October 01, 2008

Vikings and their mice

Elsewhere on the web: Viking mice conquered much of British Isles, 'Viking mouse' invasion tracked

Proceedings of the Royal Society B doi: 10.1098/rspb.2008.0958

Of mice and (Viking?) men: phylogeography of British and Irish house mice

Jeremy B. Searle et al.

Abstract

The west European subspecies of house mouse (Mus musculus domesticus) has gained much of its current widespread distribution through commensalism with humans. This means that the phylogeography of M. m. domesticus should reflect patterns of human movements. We studied restriction fragment length polymorphism (RFLP) and DNA sequence variations in mouse mitochondrial (mt) DNA throughout the British Isles (328 mice from 105 localities, including previously published data).
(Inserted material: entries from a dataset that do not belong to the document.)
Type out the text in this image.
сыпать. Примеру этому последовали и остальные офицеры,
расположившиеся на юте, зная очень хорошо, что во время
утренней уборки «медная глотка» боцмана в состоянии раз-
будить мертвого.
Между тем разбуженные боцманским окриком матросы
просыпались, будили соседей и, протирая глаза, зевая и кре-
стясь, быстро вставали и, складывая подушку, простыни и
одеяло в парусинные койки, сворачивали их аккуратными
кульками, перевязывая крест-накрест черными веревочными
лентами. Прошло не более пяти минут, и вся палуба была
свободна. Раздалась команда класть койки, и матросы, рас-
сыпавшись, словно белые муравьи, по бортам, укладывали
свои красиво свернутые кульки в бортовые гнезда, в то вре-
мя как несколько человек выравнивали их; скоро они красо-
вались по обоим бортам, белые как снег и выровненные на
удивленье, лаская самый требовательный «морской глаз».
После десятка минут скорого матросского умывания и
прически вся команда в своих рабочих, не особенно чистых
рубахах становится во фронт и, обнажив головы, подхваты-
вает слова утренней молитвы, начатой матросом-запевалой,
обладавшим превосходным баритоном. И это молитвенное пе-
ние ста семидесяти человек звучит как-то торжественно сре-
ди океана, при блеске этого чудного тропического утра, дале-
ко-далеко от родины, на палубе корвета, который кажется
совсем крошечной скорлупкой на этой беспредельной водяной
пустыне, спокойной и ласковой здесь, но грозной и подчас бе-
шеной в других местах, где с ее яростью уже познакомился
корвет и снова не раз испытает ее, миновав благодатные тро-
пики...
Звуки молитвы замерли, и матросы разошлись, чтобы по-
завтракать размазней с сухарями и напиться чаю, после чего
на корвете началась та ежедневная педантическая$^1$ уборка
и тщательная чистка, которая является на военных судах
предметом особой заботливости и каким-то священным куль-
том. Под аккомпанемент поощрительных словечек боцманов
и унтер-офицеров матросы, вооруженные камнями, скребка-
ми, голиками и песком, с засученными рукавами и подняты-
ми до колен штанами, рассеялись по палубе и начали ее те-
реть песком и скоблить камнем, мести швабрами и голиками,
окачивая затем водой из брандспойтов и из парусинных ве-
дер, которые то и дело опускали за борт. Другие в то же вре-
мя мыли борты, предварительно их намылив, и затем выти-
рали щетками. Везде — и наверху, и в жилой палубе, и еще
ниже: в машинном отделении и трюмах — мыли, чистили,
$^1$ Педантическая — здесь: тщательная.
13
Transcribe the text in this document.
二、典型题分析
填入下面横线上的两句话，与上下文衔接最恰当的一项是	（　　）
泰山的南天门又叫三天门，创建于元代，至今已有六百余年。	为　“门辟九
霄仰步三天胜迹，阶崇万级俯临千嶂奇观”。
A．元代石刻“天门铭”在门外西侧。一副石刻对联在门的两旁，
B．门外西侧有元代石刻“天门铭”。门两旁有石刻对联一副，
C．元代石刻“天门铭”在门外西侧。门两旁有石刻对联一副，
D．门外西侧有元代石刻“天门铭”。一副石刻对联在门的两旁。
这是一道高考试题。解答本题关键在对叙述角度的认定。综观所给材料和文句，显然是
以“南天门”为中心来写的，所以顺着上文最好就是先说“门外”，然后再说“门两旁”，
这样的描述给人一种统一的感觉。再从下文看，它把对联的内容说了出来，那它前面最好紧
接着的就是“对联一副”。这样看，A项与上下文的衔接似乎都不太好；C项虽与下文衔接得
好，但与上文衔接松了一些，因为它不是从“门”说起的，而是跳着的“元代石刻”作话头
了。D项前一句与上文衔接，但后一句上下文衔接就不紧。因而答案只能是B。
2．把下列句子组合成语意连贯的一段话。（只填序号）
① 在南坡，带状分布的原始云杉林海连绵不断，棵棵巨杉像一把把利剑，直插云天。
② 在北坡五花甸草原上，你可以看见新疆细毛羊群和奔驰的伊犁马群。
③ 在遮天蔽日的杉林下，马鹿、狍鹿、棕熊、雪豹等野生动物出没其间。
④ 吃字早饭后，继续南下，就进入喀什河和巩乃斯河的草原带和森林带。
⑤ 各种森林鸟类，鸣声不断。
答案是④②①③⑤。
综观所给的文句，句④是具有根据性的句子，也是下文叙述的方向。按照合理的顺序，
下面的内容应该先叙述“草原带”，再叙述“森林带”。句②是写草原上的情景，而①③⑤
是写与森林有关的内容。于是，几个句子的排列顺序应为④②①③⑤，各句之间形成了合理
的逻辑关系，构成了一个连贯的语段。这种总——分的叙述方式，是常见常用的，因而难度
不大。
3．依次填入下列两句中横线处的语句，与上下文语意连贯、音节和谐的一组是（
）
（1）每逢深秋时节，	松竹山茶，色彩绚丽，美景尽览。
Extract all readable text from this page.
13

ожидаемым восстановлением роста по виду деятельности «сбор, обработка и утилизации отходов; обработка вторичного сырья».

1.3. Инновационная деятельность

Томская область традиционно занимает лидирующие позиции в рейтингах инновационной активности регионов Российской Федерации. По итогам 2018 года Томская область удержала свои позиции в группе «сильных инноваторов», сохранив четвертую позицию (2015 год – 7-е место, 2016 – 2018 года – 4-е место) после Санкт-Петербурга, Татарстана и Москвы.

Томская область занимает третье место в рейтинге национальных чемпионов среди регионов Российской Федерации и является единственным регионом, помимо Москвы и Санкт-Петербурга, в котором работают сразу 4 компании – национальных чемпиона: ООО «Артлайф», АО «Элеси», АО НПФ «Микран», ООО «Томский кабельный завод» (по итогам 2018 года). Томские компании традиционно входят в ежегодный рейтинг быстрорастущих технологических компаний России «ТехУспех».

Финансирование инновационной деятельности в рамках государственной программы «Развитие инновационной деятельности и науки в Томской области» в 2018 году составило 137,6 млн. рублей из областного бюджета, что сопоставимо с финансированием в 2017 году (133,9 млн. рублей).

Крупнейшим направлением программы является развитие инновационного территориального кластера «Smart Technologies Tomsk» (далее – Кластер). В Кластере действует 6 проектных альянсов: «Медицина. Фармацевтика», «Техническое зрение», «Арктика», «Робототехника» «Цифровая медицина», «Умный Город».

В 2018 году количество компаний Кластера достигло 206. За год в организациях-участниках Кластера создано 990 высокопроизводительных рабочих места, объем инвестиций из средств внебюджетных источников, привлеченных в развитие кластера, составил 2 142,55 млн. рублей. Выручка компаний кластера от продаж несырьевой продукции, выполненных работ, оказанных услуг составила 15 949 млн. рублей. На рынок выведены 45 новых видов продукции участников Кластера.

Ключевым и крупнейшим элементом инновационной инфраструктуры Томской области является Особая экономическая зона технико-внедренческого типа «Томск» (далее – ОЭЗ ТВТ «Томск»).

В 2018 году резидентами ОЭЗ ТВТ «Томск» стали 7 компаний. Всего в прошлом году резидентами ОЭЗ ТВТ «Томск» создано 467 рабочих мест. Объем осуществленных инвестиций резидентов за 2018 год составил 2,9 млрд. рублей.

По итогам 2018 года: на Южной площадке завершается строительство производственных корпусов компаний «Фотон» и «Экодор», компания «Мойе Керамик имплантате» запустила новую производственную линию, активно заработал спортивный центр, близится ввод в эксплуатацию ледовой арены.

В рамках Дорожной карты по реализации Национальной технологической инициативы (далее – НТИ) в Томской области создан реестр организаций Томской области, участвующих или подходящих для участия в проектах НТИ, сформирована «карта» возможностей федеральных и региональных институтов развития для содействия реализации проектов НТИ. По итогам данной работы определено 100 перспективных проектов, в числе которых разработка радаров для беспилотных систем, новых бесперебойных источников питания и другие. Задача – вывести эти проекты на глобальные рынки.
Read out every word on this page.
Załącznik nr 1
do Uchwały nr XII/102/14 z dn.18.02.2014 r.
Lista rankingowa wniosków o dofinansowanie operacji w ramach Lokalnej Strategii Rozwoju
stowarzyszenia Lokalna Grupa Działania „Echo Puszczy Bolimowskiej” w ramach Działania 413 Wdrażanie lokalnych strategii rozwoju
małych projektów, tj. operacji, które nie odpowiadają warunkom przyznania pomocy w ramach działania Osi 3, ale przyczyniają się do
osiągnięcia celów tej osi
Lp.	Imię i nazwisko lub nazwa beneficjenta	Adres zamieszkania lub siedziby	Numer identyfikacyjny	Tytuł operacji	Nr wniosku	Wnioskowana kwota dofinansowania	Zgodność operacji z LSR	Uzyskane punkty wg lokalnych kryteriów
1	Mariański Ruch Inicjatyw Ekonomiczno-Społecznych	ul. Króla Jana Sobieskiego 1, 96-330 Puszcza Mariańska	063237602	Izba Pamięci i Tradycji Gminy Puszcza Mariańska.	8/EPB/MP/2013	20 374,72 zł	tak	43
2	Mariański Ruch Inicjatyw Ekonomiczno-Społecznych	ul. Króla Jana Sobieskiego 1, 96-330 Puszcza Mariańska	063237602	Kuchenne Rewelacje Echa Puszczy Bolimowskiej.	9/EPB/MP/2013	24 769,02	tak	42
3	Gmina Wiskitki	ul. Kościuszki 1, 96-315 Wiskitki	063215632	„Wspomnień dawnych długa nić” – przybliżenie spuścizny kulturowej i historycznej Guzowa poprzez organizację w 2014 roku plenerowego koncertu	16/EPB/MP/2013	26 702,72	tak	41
There is a major mtDNA lineage revealed by both RFLP and sequence analyses, which is restricted to the northern and western peripheries of the British Isles, and also occurs in Norway. This distribution of the ‘Orkney’ lineage fits well with the sphere of influence of the Norwegian Vikings and was probably generated through inadvertent transport by them. To form viable populations, house mice would have required large human settlements such as the Norwegian Vikings founded. The other parts of the British Isles (essentially most of mainland Britain) are characterized by house mice with different mtDNA sequences, some of which are also found in Germany, and which probably reflect both Iron Age movements of people and mice and earlier development of large human settlements. MtDNA studies on house mice have the potential to reveal novel aspects of human history.

Link

2 comments:

subscriber3 said...

"We studied restriction fragment length
polymorphism ( RFLP) and DNA sequence variations in mouse mitochondrial (mt) DNA throughout the
British Isles (328 mice from 105 localities, including previously published data)."

is this type of study affected by the highly variable chromosome number of Mus musculus? should the karyotype of the mice have also been considered in this study?

http://genome.cshlp.org/cgi/reprint/8/1/1.pdf

Rebekah C said...

Hi,

The original journal article is free.
http://journals.royalsociety.org/content/g47098702062q2h4/fulltext.pdf

I, predictably, think they should have gotten full mtDNA sequences on those mice.